¡Dios mío, Cristo es crucificado todos los días! ¡Y en todas las partes del mundo! ¡Y por mí, y por muchos de nosotros que nos decimos cristianos! Siempre que un niño es utilizado como esclavo, abusado o explotado; siempre que una mujer es maltratada, manipulada, insultada, humillada; siempre que una persona es utilizada, manipulada, torturada, o es víctima de la violencia, de la humillación o del desprecio, Cristo está siendo crucificado en ella. No era infrecuente, hace años, preguntarse dónde estaba Dios en Auschwitz, en Buchenwald o en Treblinka. Pues bien, Dios estaba en todas y cada una de las víctimas. San Juan Pablo II decía que Dios, mediante la Encarnación del Verbo, es decir, de su Hijo, se había unido en cierto modo a todo hombre. A la luz de la Encarnación —esa Alianza que se consuma en la Pasión y que nos abre a todos a la luz de su amor infinito en la mañana de Pascua—, no hay peripecia en la historia humana, no hay soledad, ni dolor ni sufrimiento, ni humillación ni abuso, que no sea parte de la pasión de Cristo. Que no haya sido transfigurado en su victoria sobre el mal y sobre la muerte, que no desemboque en el océano de la vida divina, en la caricia de su amor y su misericordia eternos. El día de los Santos Inocentes se celebra tres días después de Navidad, sólo después del primer mártir y del evangelista San Juan, el evangelista de la Encarnación. ¡Qué pena que esa fiesta, tan sobrecogedoramente actual, haya quedado reducida entre nosotros a una ocasión de burla y de chascarrillos!

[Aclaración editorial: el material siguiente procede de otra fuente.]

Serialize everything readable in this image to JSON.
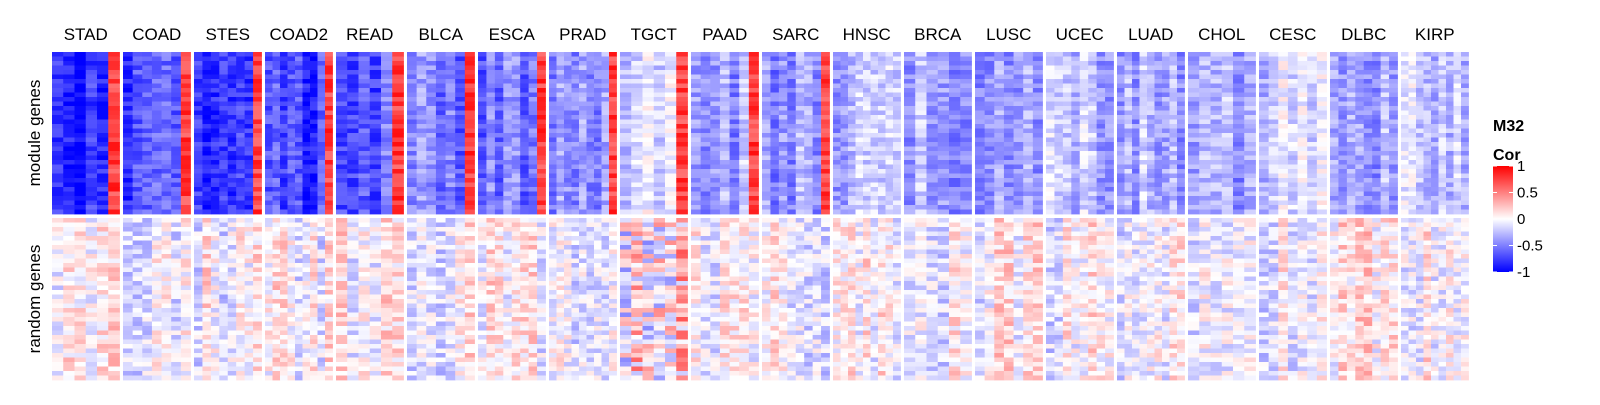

El misterio de la libertad
humana —y de sus casi innumerables posibilidades de hacer el mal, por más que
el mal (a diferencia de la caridad) no tiene imaginación alguna, es
asfixiantemente monótono y repetitivo, aunque sus armas cambien de modelo cada
pocos años—, es tan grande, que con frecuencia su magnitud nos abruma. De
hecho, y aunque la palabra “libertad” sea una palabra mágica, y la usemos como
talismán, la mayoría de los hombres no quieren ser libres, como decía un autor
antiguo, lo que quieren es tener buenos amos. La libertad da vértigo. Hasta el
punto, de que, sin Cristo, la libertad tiende a ser vista únicamente como una
fuente de riesgo, como un peligro, hasta como la causa misma del mal. Y
entonces parece que la tarea de poner orden en el caos de la historia consiste
tan sólo en suprimir (o reprimir, u oprimir) la libertad. ¡De ahí nacen todos
los tiranos!
Y es que sólo hay en la
historia (y este “en la historia” es absolutamente esencial) una realidad más
poderosa que el mal, y esa realidad es el amor de Dios, que abraza al mundo —al
mundo entero— en Jesucristo. Los brazos abiertos de la cruz, clavados, para que
nada dé lugar a la tentación de huir de él, son un abrazo. Son un corazón
abierto, sin armas, sin protección y sin defensas. Es el abrazo de Dios a la
marea del mal y del sufrimiento humano. Son el corazón de Dios abierto a todas
nuestras mezquindades y nuestras miserias. Ese abrazo desvela que la libertad
(y su capacidad de hacer el mal) no es lo último, sino lo penúltimo de la
historia. La libertad es un bien indispensable (porque no hay amor verdadero
más que si es libre), pero la libertad está en función del amor, es bella y
buena cuando es fruto y fuente de amor.
Gracias a Dios, vamos a poder
volver a celebrar este año, después de dos años de pandemia, una Semana Santa
“normal”. Nuestras imágenes sagradas, nuestros Cristos y nuestras Vírgenes
dolientes —dolientes y reinas a la vez, asesinadas y rescatadas por la mirada
de su Hijo, signo y reflejo de nuestra humanidad herida y redimida—, van a
recorrer de nuevo las calles de Granada. Lo que proclaman es precisamente eso:
que no hay dolor humano que no haya sido asociado a la Pasión de Cristo, que no
hay lágrimas que el Señor no recoja en sus manos como perlas preciosas, que no
hay víctimas que no tengan cobijo y paz bajo el manto de la Virgen o en el
corazón abierto de Cristo. El día de los Santos Inocentes, el día en que las
innumerables víctimas inocentes de la historia —de Ucrania y de todas partes—
son abrazadas por Cristo, son ensalzadas por Dios, es el Viernes Santo.